V. L’Eucharistie va donc
- conjoindre ce sang innocent au Sang Précieux du Christ crucifié,
- conjoindre la vertu du baptême de désir au mérite du baptême de sang potentiellement présents dans le Cœur eucharistique du Christ.

Est-il cependant au pouvoir des clés de l’Eglise de Pierre de s’engager plus avant par une proclamation expresse, pour intégrer dans son sein les enfants innocents en attente de justification par la grâce ?


Question n°5 :
Peut-on fonder en droit la possibilité pour l’Eglise militante
d’atteindre pour leur incorporation à la grâce, des enfants décédés ?

I. C’est la grosse objection. L’Eglise militante ne peut en effet atteindre pour cela que les hommes " in via ".

II. Abordons donc la pensée de l’Eglise, qui a parlé plusieurs fois pour maintenir contre les jansénistes et les pseudo mystiques :

a. L’impossibilité pour ces nouvelles vies humaines de participer à la gloire du Ciel parce que leurs âmes restent entachées du péché originel.

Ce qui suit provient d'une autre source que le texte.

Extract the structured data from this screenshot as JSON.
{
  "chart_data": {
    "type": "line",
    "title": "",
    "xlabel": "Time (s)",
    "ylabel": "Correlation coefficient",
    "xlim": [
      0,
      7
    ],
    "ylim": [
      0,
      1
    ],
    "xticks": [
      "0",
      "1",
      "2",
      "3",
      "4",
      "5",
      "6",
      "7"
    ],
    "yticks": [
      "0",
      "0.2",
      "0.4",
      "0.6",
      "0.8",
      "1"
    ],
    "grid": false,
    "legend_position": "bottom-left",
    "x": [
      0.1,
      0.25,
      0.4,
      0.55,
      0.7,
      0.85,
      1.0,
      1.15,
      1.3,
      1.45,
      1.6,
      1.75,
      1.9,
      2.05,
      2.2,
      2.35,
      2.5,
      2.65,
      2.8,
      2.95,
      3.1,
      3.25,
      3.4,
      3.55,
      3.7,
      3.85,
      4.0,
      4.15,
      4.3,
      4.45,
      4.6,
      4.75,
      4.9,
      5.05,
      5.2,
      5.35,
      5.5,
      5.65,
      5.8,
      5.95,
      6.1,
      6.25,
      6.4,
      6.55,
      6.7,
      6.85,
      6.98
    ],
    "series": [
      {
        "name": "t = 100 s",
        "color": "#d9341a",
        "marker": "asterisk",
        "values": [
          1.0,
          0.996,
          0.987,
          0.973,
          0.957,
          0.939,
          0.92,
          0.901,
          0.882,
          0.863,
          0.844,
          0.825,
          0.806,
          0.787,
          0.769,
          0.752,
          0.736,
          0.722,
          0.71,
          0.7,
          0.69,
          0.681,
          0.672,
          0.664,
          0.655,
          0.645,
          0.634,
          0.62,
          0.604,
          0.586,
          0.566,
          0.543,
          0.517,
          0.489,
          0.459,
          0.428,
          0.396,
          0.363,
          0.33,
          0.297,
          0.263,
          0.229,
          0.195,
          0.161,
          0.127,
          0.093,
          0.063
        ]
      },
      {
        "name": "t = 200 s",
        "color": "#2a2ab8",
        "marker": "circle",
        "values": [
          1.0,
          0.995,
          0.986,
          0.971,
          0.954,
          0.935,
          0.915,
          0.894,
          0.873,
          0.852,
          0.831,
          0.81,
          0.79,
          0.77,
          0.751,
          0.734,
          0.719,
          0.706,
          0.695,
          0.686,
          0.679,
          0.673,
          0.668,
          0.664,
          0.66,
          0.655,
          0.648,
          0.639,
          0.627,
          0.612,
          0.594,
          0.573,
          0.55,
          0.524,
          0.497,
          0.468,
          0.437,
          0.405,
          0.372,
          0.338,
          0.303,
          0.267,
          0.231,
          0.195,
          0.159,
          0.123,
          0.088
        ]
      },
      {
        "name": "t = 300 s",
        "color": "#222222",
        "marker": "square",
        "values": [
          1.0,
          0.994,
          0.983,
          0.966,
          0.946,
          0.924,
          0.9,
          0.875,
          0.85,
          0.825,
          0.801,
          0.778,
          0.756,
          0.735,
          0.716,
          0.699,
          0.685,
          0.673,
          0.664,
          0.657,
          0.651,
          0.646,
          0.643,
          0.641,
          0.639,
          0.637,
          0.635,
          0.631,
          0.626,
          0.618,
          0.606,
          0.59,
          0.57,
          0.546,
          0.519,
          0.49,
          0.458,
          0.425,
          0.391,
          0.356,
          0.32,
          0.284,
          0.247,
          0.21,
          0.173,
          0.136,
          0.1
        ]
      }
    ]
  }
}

b. Leur statut d’attente dans ce que certains ont pu à tort appeller les limbes ; il faut noter à cet égard la Lettre d’Innocent III adressée à l’Archevêque d’Arles, et surtout la Bulle Auctorem fidei de PieVI. Ces lieux d'attente des enfants morts sans Baptême, que l'Ecriture nomme " sous l'Autel ", ne sont pas l’enfer, qui contient les âmes des damnés pour l’éternité. Elles ne sont pas le Ciel, qui accueille les élus dans la vision béatifique. Elle ne sont pas non plus une partie du Purgatoire (voir St Thomas d’Aquin : le temps du Purgatoire est mué en " aevum ", les âmes qui s’y trouvent ne sont plus " in via ", dans un temps univoquement terrestre).

III. A quel moment se fait ce passage du " temps univoque " à l’ " aevum " ? C’est après le jugement particulier. Or, voici que les enfants qui nous concernent ici sont dans un lieu d’attente parce que ce sont des âmes qui ne peuvent pas être jugées à proprement parler puisqu’elles sont innocentes, et elles attendent donc en deçà de l’ " aevum " la prière de l’Eglise.

IV. Cet état d’attente met donc les enfants sous l’autorité possible de l’Eglise militante, leur statut doit donc être considéré comme un statut d’âmes " in via ". C’est pour cette même raison que l’Eucharistie ne les baptise pas vraiment, mais les incorpore à l’Eglise militante tout en leur donnant une grâce de justification et d'incorporation au Corps mystique du Christ, grâce d'union très particulière … (cf. question n° 7)

V. L’Eucharistie est certes le seul moyen pour l’Eglise de les atteindre dans cette fécondité surnaturelle de la grâce, en raison de sa propriété d’être le sacrement du " viatique " ; les fidèles qui pieusement , avec de l’eau bénite, tentent de les " baptiser " à distance se font certainement illusion, mais leur geste reste très important, car il exprime avec le St Sacrifice quotidien de la messe le désir de baptême des fidèles du vivant de l’enfant (voir question n°2, II, a).


Question n°6 :
Pourquoi l’Eglise doit-elle désormais exercer une maternité effective
sur les enfants avortés (naturels ou provoqués) et morts sans baptême ?

I. La proclamation de Marie, Mère de l’Eglise met celle-ci dans son heure de fécondité effective pour une maternité de substitution, non seulement sur le plan de la grâce, mais encore sur le plan naturel.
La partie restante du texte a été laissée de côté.